As the injury will be unstable after closed reduction, the goal of the treatment is stabilization by open reduction and ligament repair with K-wire fixation.
Sometimes, combined surgical approaches facilitate comprehensive repair of the multiple ligament disruptions.
The scapholunate and lunotriquetral ligaments are repaired, eg, with suture anchors and temporary K-wire joint transfixation.
Concomitant fracture of the distal radius, eg, radial styloid fracture, should be treated simultaneously.
Closed reduction is preliminary to operative treatment and has the following benefits:
The displaced lunate is reduced by distracting and slightly extending the wrist and then applying direct thumb pressure over the lunate from palmar to dorsal.
The wrist is then flexed slightly. The reduction is felt as the lunate relocates. The distraction is then released.
Confirm the lunate relocation with an image intensifier.
If closed reduction is not successful, open reduction via a palmar approach is necessary as soon as possible (due to the risk of median nerve injury).
After emergency reduction, the wrist is immobilized in a palmar plaster splint in the neutral position.
The patient is usually supine with the arm on a radiolucent side table.
For this procedure, a dorsal approach may be used.
If the reduction is not anatomical or the median nerve needs to be explored (carpal tunnel decompression), a combination with a palmar approach is necessary.
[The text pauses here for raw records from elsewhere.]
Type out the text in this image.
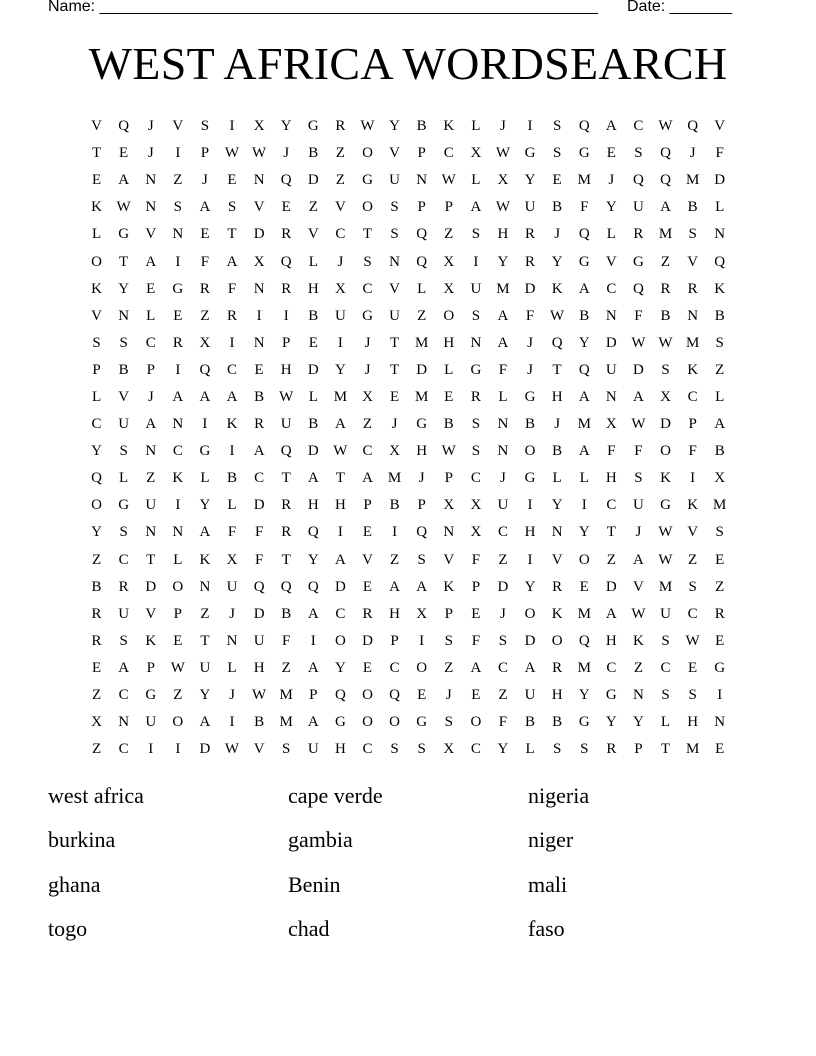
Name: ________________________________________________________ Date: _______
WEST AFRICA WORDSEARCH
V	Q	J	V	S	I	X	Y	G	R	W Y	B	K	L	J	I	S	Q	A	C	W Q	V
T	E	J	I	P	W W	J	B	Z	O	V	P	C	X W G	S	G	E	S	Q	J	F
E	A	N	Z	J	E	N	Q	D	Z	G	U	N W	L	X	Y	E	M	J	Q	Q	M	D
K W N	S	A	S	V	E	Z	V	O	S	P	P	A W U	B	F	Y	U	A	B	L
L	G	V	N	E	T	D	R	V	C	T	S	Q	Z	S	H	R	J	Q	L	R	M	S	N
O	T	A	I	F	A	X	Q	L	J	S	N	Q	X	I	Y	R	Y	G	V	G	Z	V	Q
K	Y	E	G	R	F	N	R	H	X	C	V	L	X	U	M	D	K	A	C	Q	R	R	K
V	N	L	E	Z	R	I	I	B	U	G	U	Z	O	S	A	F	W	B	N	F	B	N	B
S	S	C	R	X	I	N	P	E	I	J	T	M	H	N	A	J	Q	Y	D W W M	S
P	B	P	I	Q	C	E	H	D	Y	J	T	D	L	G	F	J	T	Q	U	D	S	K	Z
L	V	J	A	A	A	B	W	L	M	X	E	M	E	R	L	G	H	A	N	A	X	C	L
C	U	A	N	I	K	R	U	B	A	Z	J	G	B	S	N	B	J	M	X W D	P	A
Y	S	N	C	G	I	A	Q	D W	C	X	H W	S	N	O	B	A	F	F	O	F	B
Q	L	Z	K	L	B	C	T	A	T	A	M	J	P	C	J	G	L	L	H	S	K	I	X
O	G	U	I	Y	L	D	R	H	H	P	B	P	X	X	U	I	Y	I	C	U	G	K	M
Y	S	N	N	A	F	F	R	Q	I	E	I	Q	N	X	C	H	N	Y	T	J	W V	S
Z	C	T	L	K	X	F	T	Y	A	V	Z	S	V	F	Z	I	V	O	Z	A W	Z	E
B	R	D	O	N	U	Q	Q	Q	D	E	A	A	K	P	D	Y	R	E	D	V	M	S	Z
R	U	V	P	Z	J	D	B	A	C	R	H	X	P	E	J	O	K	M	A W U	C	R
R	S	K	E	T	N	U	F	I	O	D	P	I	S	F	S	D	O	Q	H	K	S	W	E
E	A	P	W U	L	H	Z	A	Y	E	C	O	Z	A	C	A	R	M	C	Z	C	E	G
Z	C	G	Z	Y	J	W M	P	Q	O	Q	E	J	E	Z	U	H	Y	G	N	S	S	I
X	N	U	O	A	I	B	M	A	G	O	O	G	S	O	F	B	B	G	Y	Y	L	H	N
Z	C	I	I	D W V	S	U	H	C	S	S	X	C	Y	L	S	S	R	P	T	M	E
west africa	cape verde	nigeria
burkina	gambia	niger
ghana	Benin	mali
togo	chad	faso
At the subsequent surgery, insert a joystick K-wire into both the scaphoid and the lunate.
To reduce the scapholunate joint, extend the scaphoid, flex the lunate, and then close the gap.
Use pointed reduction forceps to hold the reduction.
Check the correct scaphoid and lunate alignment on a lateral view. The lunate should be in neutral position. The angle between the long axes of the scaphoid and lunate should be less than 60°.
Under image intensification, advance two K-wires percutaneously from the scaphoid into the lunate.
The stability of the wrist can be enhanced by inserting a K-wire from the scaphoid into the capitate.
In most cases, the scapholunate ligament is avulsed from the scaphoid and remains attached to the lunate.
Freshen the avulsion site to improve contact and healing.
Insert the bone anchor dorsally into the debrided area of the scaphoid (or in the lunate if the ligament is avulsed from that bone).
The entry point for the anchor must be placed in such a position that the line of pull of the suture is slightly oblique to resist rotational forces between both bones.
Often, one anchor will be sufficient, but occasionally two anchors will be needed.
Insert the anchor suture into the torn end of the ligament and tie the anchor sutures in the ligament.
If there is a mid-substance tear of the ligament, suture it directly.
If bone anchors are unavailable, attach the avulsed ligament with sutures passed through small tunnels drilled into the proximal pole of the scaphoid, as illustrated.
There is a risk of cortical fracture of the scaphoid, which makes the treatment complicated.
In most cases, the lunotriquetral ligament is torn from the lunate.
Usually, reduction and temporary fixation of the lunotriquetral relationship is all that is possible from the dorsal aspect.
Reduce the lunotriquetral relationship and insert two 1.4 mm K-wires percutaneously from the triquetrum into the lunate.
Confirm the reduction using image intensification.
If there is sufficient ligament remnant, repair with a bone anchor is possible. Insert a suture anchor into the debrided area of the avulsion.
If there is a larger bony avulsion of the lunotriquetral ligament from either bone, the fragment can be fixed with fine K-wires or a small screw.
If a palmar approach has been used for reduction or median nerve exploration, the soft-tissue tears may also be repaired.
A palmar approach demonstrates characteristic disruptions of the extrinsic palmar ligaments, which start in the space of Poirier and expose the midcarpal joint.
After final confirmation of accuracy of realignment, using image intensification, cut and bend over the K-wires, so they do not protrude through the skin.
The aftercare can be divided into four phases of healing:
Full details on each phase can be found here.
To facilitate rehabilitation, it is important to control the postoperative pain adequately. To do so, the following should be considered:
Immobilize the wrist with a well-padded below-elbow splint for 2 weeks.
Splinting helps with soft-tissue healing, especially of the ligaments cut during a palmar approach.
After 2 weeks, remove the sutures, check the skin over the K-wires, and apply a below-elbow scaphoid cast with slight dorsiflexion at the wrist for 6–8 weeks. Then the K-wires are also removed with appropriate pain control.
Check the skin regularly every 2 weeks in the outpatient clinic.